Which is cheaper to rent, the L40S or the T4?▾
Cloud rental prices for both the L40S and T4 vary by provider, configuration, and availability. This page shows live pricing from 25+ providers updated every 60 seconds. Scroll to the Live Cloud Pricing section to compare current rates.
How much VRAM does the L40S have compared to the T4?▾
The L40S has 48 GB of GDDR6X memory.
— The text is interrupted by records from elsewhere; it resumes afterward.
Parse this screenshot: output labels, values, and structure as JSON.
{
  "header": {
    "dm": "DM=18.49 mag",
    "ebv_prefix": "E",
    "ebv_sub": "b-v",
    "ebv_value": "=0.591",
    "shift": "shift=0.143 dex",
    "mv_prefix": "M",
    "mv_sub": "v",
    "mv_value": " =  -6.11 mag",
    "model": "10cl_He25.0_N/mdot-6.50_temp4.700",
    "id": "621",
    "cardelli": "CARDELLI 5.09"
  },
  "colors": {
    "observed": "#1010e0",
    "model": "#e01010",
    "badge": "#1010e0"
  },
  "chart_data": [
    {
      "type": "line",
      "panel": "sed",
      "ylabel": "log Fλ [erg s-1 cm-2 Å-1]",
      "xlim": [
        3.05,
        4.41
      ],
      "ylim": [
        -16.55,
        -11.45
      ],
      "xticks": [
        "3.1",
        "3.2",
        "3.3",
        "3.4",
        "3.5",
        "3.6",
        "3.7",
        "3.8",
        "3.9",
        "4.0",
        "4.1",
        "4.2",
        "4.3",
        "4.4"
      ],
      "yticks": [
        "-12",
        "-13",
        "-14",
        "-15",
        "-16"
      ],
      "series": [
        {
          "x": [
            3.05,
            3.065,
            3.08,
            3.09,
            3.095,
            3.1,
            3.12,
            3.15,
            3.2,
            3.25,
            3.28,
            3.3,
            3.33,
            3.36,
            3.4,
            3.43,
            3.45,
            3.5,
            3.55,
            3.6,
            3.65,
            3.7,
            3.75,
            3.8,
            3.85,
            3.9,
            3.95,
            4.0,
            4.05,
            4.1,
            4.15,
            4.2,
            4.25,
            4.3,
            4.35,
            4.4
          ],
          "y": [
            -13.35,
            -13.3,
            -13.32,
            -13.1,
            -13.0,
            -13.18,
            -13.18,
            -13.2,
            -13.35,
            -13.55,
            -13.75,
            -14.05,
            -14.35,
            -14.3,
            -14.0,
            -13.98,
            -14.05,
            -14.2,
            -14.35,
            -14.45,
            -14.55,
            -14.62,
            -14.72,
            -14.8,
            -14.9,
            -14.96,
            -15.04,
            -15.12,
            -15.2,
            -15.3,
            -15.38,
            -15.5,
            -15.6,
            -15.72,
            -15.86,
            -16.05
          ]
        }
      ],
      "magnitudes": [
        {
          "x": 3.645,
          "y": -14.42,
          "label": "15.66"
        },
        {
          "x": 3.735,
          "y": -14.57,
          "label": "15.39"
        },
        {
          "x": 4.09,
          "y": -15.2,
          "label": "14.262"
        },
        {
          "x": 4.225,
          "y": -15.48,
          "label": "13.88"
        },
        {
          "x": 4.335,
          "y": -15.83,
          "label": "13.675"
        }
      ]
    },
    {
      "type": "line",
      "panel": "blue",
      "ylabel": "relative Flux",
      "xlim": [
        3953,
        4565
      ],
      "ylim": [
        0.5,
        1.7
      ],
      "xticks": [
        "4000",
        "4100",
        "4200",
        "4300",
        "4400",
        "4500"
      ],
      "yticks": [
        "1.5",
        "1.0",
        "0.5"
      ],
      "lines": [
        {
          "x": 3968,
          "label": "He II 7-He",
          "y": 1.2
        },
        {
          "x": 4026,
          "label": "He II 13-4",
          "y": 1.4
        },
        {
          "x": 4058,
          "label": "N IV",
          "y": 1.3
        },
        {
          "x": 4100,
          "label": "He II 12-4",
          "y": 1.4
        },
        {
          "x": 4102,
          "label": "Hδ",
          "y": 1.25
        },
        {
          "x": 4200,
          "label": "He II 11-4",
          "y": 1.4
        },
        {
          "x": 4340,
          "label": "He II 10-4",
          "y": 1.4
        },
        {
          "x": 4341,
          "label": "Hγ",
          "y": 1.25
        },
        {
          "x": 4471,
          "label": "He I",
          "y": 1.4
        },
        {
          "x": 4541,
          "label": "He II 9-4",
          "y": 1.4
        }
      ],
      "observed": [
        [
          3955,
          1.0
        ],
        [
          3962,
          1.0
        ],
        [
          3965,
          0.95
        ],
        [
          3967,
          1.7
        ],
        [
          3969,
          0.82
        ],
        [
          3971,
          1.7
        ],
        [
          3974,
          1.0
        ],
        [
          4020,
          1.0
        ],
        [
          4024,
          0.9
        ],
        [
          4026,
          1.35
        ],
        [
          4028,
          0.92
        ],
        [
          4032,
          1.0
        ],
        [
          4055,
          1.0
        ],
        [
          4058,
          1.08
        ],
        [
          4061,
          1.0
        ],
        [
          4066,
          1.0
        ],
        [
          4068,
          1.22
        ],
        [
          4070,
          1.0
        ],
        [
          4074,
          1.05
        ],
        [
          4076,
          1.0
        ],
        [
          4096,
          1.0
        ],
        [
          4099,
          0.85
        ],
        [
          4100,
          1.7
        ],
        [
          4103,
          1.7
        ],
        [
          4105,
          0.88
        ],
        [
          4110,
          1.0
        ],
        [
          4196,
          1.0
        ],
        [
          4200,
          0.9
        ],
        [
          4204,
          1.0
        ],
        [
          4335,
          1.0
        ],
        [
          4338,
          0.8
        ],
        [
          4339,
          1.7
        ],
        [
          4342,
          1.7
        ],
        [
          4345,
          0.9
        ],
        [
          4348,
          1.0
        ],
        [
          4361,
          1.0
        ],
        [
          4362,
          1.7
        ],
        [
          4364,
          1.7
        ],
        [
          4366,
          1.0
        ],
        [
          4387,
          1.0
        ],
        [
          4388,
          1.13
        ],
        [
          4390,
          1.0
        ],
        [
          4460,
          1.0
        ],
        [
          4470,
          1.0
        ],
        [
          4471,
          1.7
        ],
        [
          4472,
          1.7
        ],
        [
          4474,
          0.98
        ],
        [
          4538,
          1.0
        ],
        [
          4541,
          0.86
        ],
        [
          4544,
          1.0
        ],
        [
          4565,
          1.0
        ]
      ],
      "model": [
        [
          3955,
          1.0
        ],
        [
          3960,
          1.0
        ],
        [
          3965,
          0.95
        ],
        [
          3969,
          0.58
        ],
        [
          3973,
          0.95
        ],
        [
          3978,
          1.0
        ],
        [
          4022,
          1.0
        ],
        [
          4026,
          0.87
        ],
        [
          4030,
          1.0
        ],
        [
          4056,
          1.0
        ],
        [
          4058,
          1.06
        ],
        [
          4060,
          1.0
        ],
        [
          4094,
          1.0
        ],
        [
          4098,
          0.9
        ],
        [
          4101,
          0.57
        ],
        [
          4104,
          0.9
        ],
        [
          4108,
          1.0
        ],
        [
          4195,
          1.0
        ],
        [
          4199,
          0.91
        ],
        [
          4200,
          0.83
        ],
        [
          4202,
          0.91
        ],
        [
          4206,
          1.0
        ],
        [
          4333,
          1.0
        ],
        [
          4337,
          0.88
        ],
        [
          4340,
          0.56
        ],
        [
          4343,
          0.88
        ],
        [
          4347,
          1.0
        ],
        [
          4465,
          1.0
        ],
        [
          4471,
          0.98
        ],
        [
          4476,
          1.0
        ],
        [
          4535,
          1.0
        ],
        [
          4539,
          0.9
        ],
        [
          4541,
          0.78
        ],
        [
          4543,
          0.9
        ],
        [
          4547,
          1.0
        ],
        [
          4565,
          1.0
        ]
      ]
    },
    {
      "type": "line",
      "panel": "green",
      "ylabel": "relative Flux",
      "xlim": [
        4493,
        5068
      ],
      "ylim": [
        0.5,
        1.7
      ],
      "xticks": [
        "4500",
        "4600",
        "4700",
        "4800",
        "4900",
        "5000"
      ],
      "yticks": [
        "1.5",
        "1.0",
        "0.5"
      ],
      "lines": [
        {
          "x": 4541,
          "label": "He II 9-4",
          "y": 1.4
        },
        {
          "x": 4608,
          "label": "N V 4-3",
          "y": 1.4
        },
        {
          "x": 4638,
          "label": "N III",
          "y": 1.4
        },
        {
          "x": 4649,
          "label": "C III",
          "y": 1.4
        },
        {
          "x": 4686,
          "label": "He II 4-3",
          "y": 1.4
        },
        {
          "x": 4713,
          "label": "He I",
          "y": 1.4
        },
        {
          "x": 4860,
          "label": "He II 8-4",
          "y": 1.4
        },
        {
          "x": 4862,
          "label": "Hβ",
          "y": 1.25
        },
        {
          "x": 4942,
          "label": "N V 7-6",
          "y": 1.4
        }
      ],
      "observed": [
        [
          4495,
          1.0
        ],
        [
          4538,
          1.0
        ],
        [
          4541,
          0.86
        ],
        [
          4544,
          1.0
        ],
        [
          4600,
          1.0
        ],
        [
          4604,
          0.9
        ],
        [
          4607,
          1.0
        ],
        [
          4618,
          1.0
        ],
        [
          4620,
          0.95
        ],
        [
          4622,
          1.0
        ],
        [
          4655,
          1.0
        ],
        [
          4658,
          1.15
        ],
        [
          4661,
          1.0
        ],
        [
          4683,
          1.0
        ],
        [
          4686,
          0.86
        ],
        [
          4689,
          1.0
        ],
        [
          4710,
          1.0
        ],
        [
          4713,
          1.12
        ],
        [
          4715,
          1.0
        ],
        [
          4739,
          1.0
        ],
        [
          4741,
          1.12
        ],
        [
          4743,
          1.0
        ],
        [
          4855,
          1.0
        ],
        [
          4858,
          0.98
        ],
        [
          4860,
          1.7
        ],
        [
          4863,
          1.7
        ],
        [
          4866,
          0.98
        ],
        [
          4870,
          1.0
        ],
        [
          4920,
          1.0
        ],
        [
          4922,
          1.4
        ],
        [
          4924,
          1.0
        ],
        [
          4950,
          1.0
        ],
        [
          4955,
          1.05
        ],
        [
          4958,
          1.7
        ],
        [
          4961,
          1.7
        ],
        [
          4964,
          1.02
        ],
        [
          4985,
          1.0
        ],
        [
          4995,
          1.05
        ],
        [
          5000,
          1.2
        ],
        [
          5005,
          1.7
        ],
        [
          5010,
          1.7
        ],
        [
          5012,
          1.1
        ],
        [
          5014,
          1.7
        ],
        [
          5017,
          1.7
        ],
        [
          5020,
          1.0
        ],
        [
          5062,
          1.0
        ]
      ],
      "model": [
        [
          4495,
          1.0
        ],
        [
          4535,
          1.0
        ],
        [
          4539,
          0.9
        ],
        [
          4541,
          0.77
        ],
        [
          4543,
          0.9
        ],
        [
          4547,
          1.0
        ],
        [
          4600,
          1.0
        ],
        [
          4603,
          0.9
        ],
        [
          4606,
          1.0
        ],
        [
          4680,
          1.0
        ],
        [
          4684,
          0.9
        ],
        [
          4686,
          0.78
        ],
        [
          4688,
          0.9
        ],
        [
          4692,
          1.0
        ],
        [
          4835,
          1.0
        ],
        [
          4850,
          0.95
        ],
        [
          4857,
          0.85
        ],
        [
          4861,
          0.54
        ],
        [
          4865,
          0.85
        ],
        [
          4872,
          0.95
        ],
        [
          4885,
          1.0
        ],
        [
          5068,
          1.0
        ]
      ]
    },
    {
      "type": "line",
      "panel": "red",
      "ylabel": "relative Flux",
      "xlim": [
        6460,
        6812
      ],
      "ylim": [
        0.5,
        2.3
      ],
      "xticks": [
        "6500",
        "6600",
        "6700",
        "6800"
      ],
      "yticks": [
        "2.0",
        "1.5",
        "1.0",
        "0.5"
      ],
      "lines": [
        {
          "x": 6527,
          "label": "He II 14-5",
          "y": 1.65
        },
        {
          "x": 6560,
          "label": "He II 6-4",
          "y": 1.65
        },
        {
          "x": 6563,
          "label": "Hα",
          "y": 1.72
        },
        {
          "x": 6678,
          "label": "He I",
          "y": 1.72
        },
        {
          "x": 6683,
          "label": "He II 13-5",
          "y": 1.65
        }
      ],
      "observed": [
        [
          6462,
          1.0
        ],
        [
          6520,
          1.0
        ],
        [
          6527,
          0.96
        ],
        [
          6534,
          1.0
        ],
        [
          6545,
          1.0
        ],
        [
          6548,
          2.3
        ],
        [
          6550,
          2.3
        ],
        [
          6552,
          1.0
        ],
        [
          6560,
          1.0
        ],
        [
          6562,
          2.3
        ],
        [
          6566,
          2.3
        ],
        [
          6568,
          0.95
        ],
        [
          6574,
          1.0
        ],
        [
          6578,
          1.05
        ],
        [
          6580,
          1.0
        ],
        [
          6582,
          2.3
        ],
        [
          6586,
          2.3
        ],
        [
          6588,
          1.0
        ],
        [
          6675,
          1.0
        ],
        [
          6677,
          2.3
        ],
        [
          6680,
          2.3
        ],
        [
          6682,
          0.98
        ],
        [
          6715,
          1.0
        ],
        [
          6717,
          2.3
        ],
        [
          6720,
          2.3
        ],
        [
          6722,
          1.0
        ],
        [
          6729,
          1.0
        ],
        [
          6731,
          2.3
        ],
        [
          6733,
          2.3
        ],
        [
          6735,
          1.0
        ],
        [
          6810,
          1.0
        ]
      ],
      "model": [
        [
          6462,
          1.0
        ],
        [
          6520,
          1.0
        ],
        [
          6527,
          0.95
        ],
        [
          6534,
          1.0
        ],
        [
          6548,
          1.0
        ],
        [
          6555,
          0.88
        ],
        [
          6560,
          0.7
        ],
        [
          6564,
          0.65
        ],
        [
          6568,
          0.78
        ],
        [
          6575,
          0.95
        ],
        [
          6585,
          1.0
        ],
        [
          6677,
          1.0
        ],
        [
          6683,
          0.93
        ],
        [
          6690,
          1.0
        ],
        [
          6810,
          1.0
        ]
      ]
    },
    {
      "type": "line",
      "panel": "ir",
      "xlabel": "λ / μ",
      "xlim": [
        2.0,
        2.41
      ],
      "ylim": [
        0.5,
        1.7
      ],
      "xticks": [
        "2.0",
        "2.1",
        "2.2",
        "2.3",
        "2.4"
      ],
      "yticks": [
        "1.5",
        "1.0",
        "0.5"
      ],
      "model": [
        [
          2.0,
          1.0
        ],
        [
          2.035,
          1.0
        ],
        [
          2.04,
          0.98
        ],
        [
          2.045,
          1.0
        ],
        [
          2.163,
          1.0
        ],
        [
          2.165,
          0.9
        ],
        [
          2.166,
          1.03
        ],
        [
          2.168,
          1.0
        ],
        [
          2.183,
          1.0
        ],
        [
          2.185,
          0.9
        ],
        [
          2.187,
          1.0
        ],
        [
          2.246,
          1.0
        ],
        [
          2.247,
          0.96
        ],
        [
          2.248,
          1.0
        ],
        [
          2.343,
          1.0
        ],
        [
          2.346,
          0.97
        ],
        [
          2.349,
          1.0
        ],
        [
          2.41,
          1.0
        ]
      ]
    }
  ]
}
The T4 has 16 GB of GDDR6 memory.
Can I find L40S and T4 GPUs available to rent right now?▾
Yes. This page shows real-time availability across 25+ cloud GPU providers. The Live Cloud Pricing section displays only in-stock offers with current pricing.
What is the main difference between the L40S and the T4?▾
The L40S uses the Ada Lovelace architecture (2023) while the T4 uses Turing (2018). The L40S delivers 44.7x the FP16 throughput and 2.7x the memory bandwidth of the T4.